Para los niños de los barrios más postergados de Neuquén, el concepto de clases virtuales fue apenas una promesa. Sin conexión a Internet, la mayoría de los estudiantes de primaria y secundaria tuvieron un contacto nulo con sus docentes y sintieron el abandono por parte de la escuela. Por eso, son muchos los que aprovechan la oportunidad de recuperar parte de los conceptos olvidados en un taller de revinculación escolar que ofrece Barriletes en Bandada.
A partir del trabajo de tres operadoras voluntarias, la ONG ofrece espacios de encuentro desde el 11 de enero y en estricto cumplimiento de los protocolos para evitar la propagación del coronavirus. Así, formaron grupos de 9 niños que rotan en días y horarios, con el objetivo de satisfacer una demanda creciente de tres tipos de talleres: uno de reciclaje, otro de elaboración de cremas y otro de refuerzo de la lógica y la alfabetización.
Claudia Perez es directora de escuela jubilada y la coordinadora de este último taller. Aunque sus encuentros exigen que los niños y adolescentes se concentren en tareas de lógica y estudio, la mujer voluntaria asegura que los niños no se pierden de una sola clase y están ansiosos por concurrir, con el objetivo de encontrarse con sus pares y sentirse otra vez escuchados en un espacio de taller.
"Los chicos se sienten muy abandonados, en estos barrios los chicos no tenían Internet y nunca tuvieron un llamado o alguna noticia de sus docentes", expresó Perez sobre los grupos con los que trabaja, que son de Gran Neuquén, Cuenca XV, San Lorenzo y Atahualpa, en el oeste neuquino. "Muchos están en el limbo, no saben si pasaron de grado y tienen tareas pendientes que no pudieron entregar por falta de Internet", aclaró. Por eso, ella imprime las tareas, las completan en el taller y luego las escanea en su casa para enviarlas a los profesores.
La falta de clases presenciales por un año tuvo un efecto adverso en la alfabetización. "En este espacio trabajamos la vinculación con el lenguaje formal y encontramos que hay chicos de tercer grado que todavía no saben leer", dijo y agregó: "Recién están empezando a reconocer las letras".
Para la operadora de Barriletes en Bandada, el rol de las clases presenciales tiene un peso importante tanto en la generación de contenidos como en la parte emocional. "Los niños están muy silenciados, en la escuela tenían la posibilidad de formar su opinión, de decir lo que pensaban, pero con todo lo que pasó en sus casas el año pasado, ya no circula la palabra", reflexionó.

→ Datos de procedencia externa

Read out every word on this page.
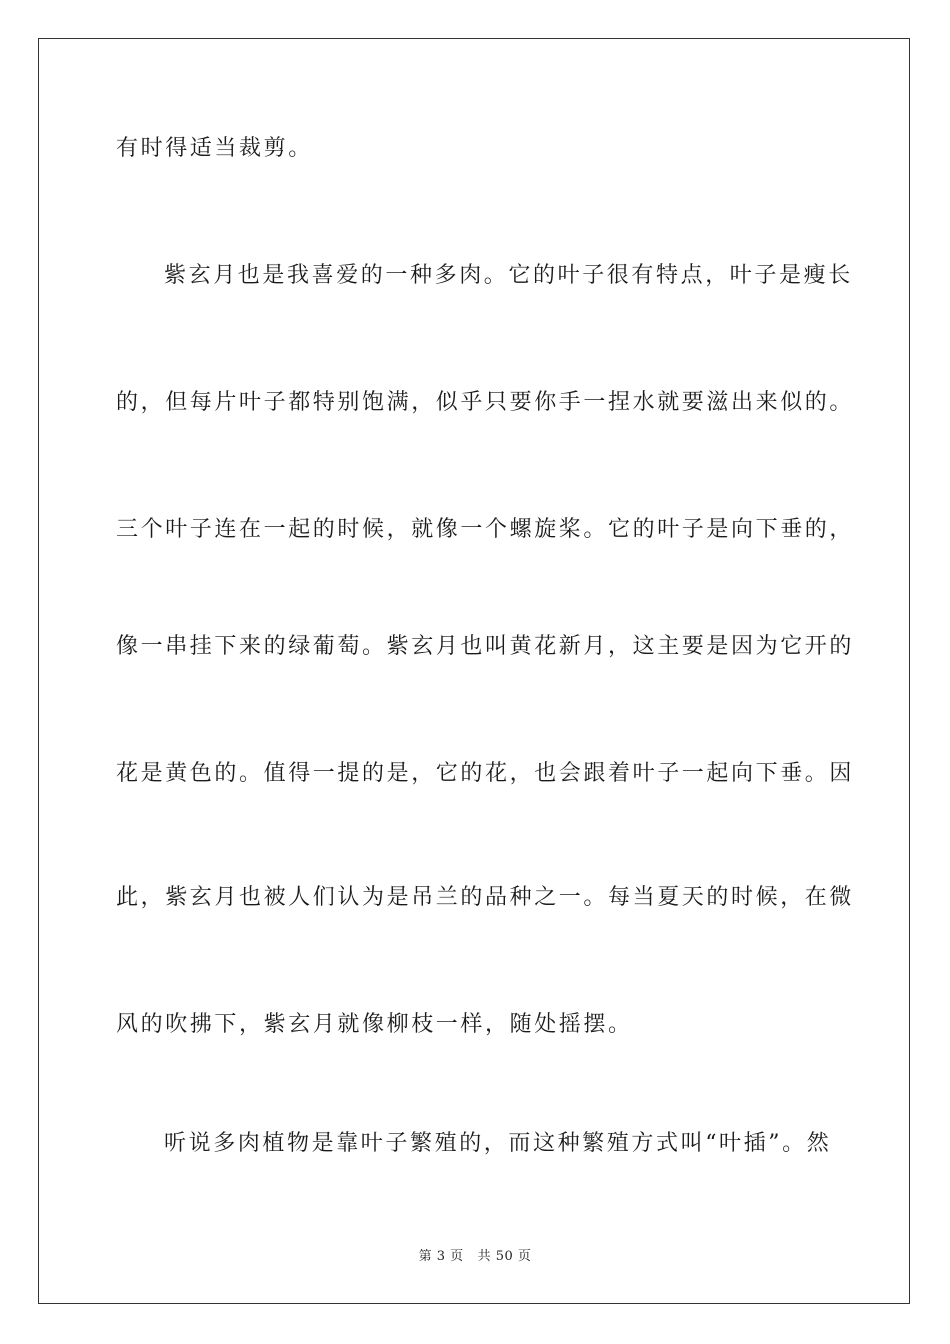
有时得适当裁剪。
紫玄月也是我喜爱的一种多肉。它的叶子很有特点，叶子是瘦长
的，但每片叶子都特别饱满，似乎只要你手一捏水就要滋出来似的。
三个叶子连在一起的时候，就像一个螺旋桨。它的叶子是向下垂的，
像一串挂下来的绿葡萄。紫玄月也叫黄花新月，这主要是因为它开的
花是黄色的。值得一提的是，它的花，也会跟着叶子一起向下垂。因
此，紫玄月也被人们认为是吊兰的品种之一。每当夏天的时候，在微
风的吹拂下，紫玄月就像柳枝一样，随处摇摆。
听说多肉植物是靠叶子繁殖的，而这种繁殖方式叫“叶插”。然
第 3 页 共 50 页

A la sensación de abandono se suma la vergüenza. "A los chicos de secundaria les da vergüenza admitir que no recuerdan contenidos básicos de la primaria", dijo. Sin embargo, reconoció que "los contenidos están pero dormidos" porque "ni bien los empezamos a trabajar, los pueden recordar". En ese sentido, afirmó que la falta de práctica es la que hace que se olviden de estas temáticas.
Perez aseguró que los contenidos no dados el año pasado no se pueden recuperar. "Estamos viendo la forma de cómo la escuela puede subsanar ese tiempo perdido, pero no se puede hablar de recuperación", indicó. También hizo hincapié en la falta de clases de música, plástica y educación física, que cumplen un rol fundamental en la formación de la subjetividad de los niños y adolescentes. "Además de los contenidos teóricos, la formación en artes es muy importante", recalcó.
Según explicó, las familias de esos niños de barrios más humildes no pudieron acompañar a sus hijos en el proceso de clases virtuales porque no tenían los recursos y porque faltó claridad por parte del Ministerio de Educación sobre cómo debían proceder. En ese contexto, aclaró que es necesario que la escuela "vuelque la mirada hacia la familia, hacia la comunidad" para ejercer una escucha activa que permita acompañar a los niños y adolescentes después de un año atípico y difícil.
"Estamos trabajando la revinculación con la escuela, para ellos es importante que la escuela sepan que ellos están ahí, que ellos existen", dijo la operadora y aclaró que entre los niños y adolescentes notan una gran ansiedad por volver a encontrarse y a ser parte de la escuela. "Los más grandes no quieren levantarse de la mesa porque tienen muchas tareas sin completar, y los más chicos se acercan a preguntar cuándo les toca", expresó.